Drollet was educated as a marine biologist at the University of Toulouse. In 1975 he founded Ia Mana te Nunaa ("Power to the People"), a radical pro-independence party opposed to nuclear testing. He was first elected to the Assembly of French Polynesia in the 1982 French Polynesian legislative election, when Ia Mana won three seats. In August 1982 he ran in a by-election for Deputy to the French National Assembly, coming third. He was re-elected in 1986, and when Alexandre Léontieff became president in 1987, was appointed to Cabinet as Minister of Health, Environment, and Scientific Research. As Health Minister he organised a conference on the impact of French nuclear testing, and campaigned for the collection of cancer statistics so the health effects could be monitored. He lost his seat in the Assembly in the 1991 election.

He was re-elected to the Assembly on the Tavini Huiraatira list in the 1996 election, but lost his seat again in 2001. In June 2004 he was appointed vice-president in the government of Oscar Temaru. He was replaced as vice-president in October 2004 when Temaru lost a confidence vote to Gaston Flosse. He was reappointed as vice-president when Temaru regained power in March 2005. He surrendered the position as part of a coalition realignment in April 2006. He was later appointed telecommunications and culture minister in Temaru's 2007 government, and minister of tourism in Temaru's 2009 government.

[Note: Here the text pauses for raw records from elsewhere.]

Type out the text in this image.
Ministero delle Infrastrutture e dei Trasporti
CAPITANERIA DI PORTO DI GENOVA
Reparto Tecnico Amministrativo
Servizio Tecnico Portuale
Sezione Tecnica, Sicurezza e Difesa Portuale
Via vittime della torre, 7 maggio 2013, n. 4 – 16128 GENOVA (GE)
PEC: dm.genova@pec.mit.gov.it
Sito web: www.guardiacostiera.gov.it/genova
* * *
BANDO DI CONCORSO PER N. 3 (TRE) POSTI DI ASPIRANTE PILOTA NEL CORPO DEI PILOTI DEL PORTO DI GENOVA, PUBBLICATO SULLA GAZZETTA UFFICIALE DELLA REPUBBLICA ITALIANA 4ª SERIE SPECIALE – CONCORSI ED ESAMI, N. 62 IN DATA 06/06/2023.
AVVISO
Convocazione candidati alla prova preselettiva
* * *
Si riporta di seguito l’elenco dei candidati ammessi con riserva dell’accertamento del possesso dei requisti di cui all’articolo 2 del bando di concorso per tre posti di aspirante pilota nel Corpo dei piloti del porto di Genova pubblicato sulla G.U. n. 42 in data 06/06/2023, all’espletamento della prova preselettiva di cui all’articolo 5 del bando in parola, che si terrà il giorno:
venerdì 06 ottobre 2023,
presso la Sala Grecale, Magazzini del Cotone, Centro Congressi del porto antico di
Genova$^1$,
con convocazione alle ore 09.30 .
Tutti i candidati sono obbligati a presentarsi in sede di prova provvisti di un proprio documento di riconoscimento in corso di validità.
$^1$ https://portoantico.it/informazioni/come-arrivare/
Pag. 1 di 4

While in opposition in 2010 he introduced and passed a bill in the Assembly limiting foreign investment in telecommunications in French Polynesia, effectively thwarting a plan by mobile phone company Digicel to enter the local market.

In April 2011 he was elected President of the Assembly. In February 2012 he was found to have publicly maligned two female opposition MPs and ordered to pay each of them US$2,000. In March 2013 he established a regional grouping of Polynesian parliaments. In July 2014 when President Gaston Flosse was convicted of corruption and banned from public office he wrote an open letter to French President François Hollande urging him to apply the law and dismiss Flosse from the Presidency.

He retired from politics in 2017.

In January 1997 he was appointed a commander of the Order of Tahiti Nui.

==Relatives==
Drollet is the nephew of French Polynesian politician Jacques-Denis Drollet, and the cousin of Dag Drollet, who was killed by Christian Brando.